Summary
A globally recognized academic medical center (AMC) for integrated healthcare and biomedical research faced a critical need to scale its data infrastructure to support accelerating demands in clinical operations and precision medicine. With well over 3,000 active clinical trials and more than 21,000 annual scientific publications, the scale of data production necessitated a platform capable of processing multi-modal datasets, including single-cell omics and large-scale medical imaging. Their aging high-performance computing (HPC) and storage systems were failing to keep pace with demand, and it was unclear when cloud resources would fit into an overall research/clinical computing strategy. To ensure that its infrastructure matured alongside its research requirements, AMC initiated a strategic modernization of its HPC ecosystem. To maintain its competitive edge and support advanced technologies such as Artificial Intelligence (AI), the AMC sought to modernize its scientific computing strategy and capabilities while minimizing disruption to ongoing research.
Following a preliminary strategic HPC market and vendor assessment with BioTeam, the AMC engaged BioTeam to create a high-level architectural design for the hybrid HPC/Cloud system to support both research and clinical operations at the hospital. This initiative focused on defining scientific and clinical requirements and converting those into technical requirements to build a scalable HPC infrastructure connected to existing cloud services. This hybrid strategy integrates on-premises resources with managed services across major cloud providers, including to support bursty GPU training and collaborative bioinformatics. The project also delivered a robust, user-friendly computing infrastructure that empowers researchers at all levels of expertise, facilitates groundbreaking discoveries, and sustains the AMC’s mission of advancing innovative patient care.
Challenge
The AMC faced an unprecedented surge in data generation and the need for stable infrastructure after data storage platforms caused widespread outages. Bandwidth constraints between research locations and data centers forced workflows to remain on-premises and delayed large-scale data migration, while a lack of graphical interfaces created a high barrier for clinical staff. It became clear that the existing infrastructure needed improvement, but that the support teams also needed to mature their services and Service Level Agreements (SLAs) to meet strict research and patient-outcomes standards.
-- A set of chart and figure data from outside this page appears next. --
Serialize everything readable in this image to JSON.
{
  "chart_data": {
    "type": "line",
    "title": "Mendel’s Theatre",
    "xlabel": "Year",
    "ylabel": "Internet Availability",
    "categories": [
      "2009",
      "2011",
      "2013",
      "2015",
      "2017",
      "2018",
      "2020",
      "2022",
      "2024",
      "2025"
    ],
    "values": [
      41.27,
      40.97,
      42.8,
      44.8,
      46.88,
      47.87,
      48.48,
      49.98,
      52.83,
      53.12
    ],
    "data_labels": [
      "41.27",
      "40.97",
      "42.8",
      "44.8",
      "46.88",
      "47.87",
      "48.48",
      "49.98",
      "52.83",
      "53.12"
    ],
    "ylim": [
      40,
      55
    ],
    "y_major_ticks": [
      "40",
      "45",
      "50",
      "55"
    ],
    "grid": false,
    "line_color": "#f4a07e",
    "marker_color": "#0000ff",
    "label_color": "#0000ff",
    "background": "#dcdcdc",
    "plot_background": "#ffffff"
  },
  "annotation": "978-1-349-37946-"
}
Another primary requirement was that this transition occur with minimal disruption to ongoing, high-stakes clinical and research programs. The legacy cluster also lacked the high-VRAM GPU density and NVLink interconnects required for modern large language model (LLM) training and 3D protein structure prediction, while the organization faced a significant data storage deficit.
Approach
The AMC partnered with BioTeam to gather research and clinical requirements from interviews and initial market research, and to develop a high-level HPC and data storage architectural design. The high-level design then drove additional, detailed system design:
- BioTeam conducted targeted interviews with key research and clinical groups to ensure the infrastructure design reflected researcher demand. This included engagement spanning molecular pathology to pharmacoepidemiology, supplemented by survey data from dozens of researchers to identify distinct workload patterns.
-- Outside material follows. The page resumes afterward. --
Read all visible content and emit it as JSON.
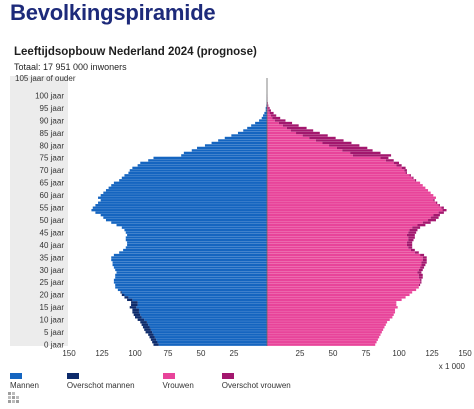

- Researcher use cases and scientific requirements were synthesized and vetted by the community to ensure the technical design aligned with the diverse needs of the scientific community.
- A comprehensive high-level design was created to outline requirements for compute, storage, networking, scientific/clinical software, HPC management tools, and a services and team skills matrix to support the system. Technical components were further mapped to NIST control families to ensure the environment meets federal standards for sensitive patient data. Storage architecture followed a three-tier model (Hot/Warm/Cold) with S3-compatible object storage.
Outcomes
The project was structured to define comprehensive HPC technical and operational requirements in a phased project. Furthermore, the project created a service description list to identify necessary internal and vendor-managed services. This systematic approach provided AMC leadership with a clear roadmap for capital investment, ensuring that the resulting HPC ecosystem was built to be scalable, minimally disruptive, and accessible to researchers across all levels of technical expertise. The initial phase deliverables included:
- Research and clinical use cases to drive high-level HPC design.
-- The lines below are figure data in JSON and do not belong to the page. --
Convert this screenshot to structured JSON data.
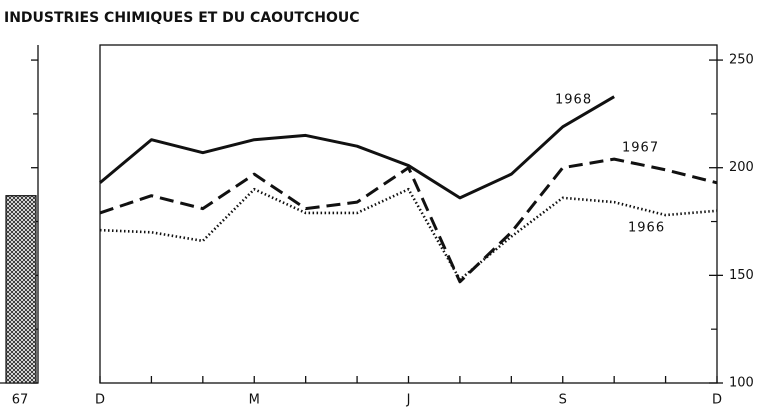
{
  "chart_data": {
    "type": "line",
    "title": "INDUSTRIES CHIMIQUES ET DU CAOUTCHOUC",
    "categories": [
      "D",
      null,
      null,
      "M",
      null,
      null,
      "J",
      null,
      null,
      "S",
      null,
      null,
      "D"
    ],
    "series": [
      {
        "name": "1968",
        "color": "#111111",
        "style": "solid",
        "values": [
          193,
          213,
          207,
          213,
          215,
          210,
          201,
          186,
          197,
          219,
          233,
          null,
          null
        ]
      },
      {
        "name": "1967",
        "color": "#111111",
        "style": "dashed",
        "values": [
          179,
          187,
          181,
          197,
          181,
          184,
          200,
          147,
          170,
          200,
          204,
          199,
          193
        ]
      },
      {
        "name": "1966",
        "color": "#111111",
        "style": "dotted",
        "values": [
          171,
          170,
          166,
          190,
          179,
          179,
          190,
          148,
          168,
          186,
          184,
          178,
          180
        ]
      }
    ],
    "annual_bar": {
      "label": "67",
      "value": 187
    },
    "ylim": [
      100,
      257
    ],
    "yticks": [
      100,
      150,
      200,
      250
    ],
    "minor_yticks": [
      125,
      175,
      225
    ],
    "grid": false
  }
}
- A comprehensive list of research and clinical workloads to determine which are best suited for the new HPC infrastructure and which are suited for cloud resources.
- HPC and data storage architectural design that includes computing requirements, administrative requirements, and a recommended approach to account for future scalability.
- A Skills Matrix and Service Description List to define all internal and external-facing services needed to support the new HPC, identified gaps in internal resourcing, and recommendations for addressing those gaps, including outlining responsibilities for vendor-managed services.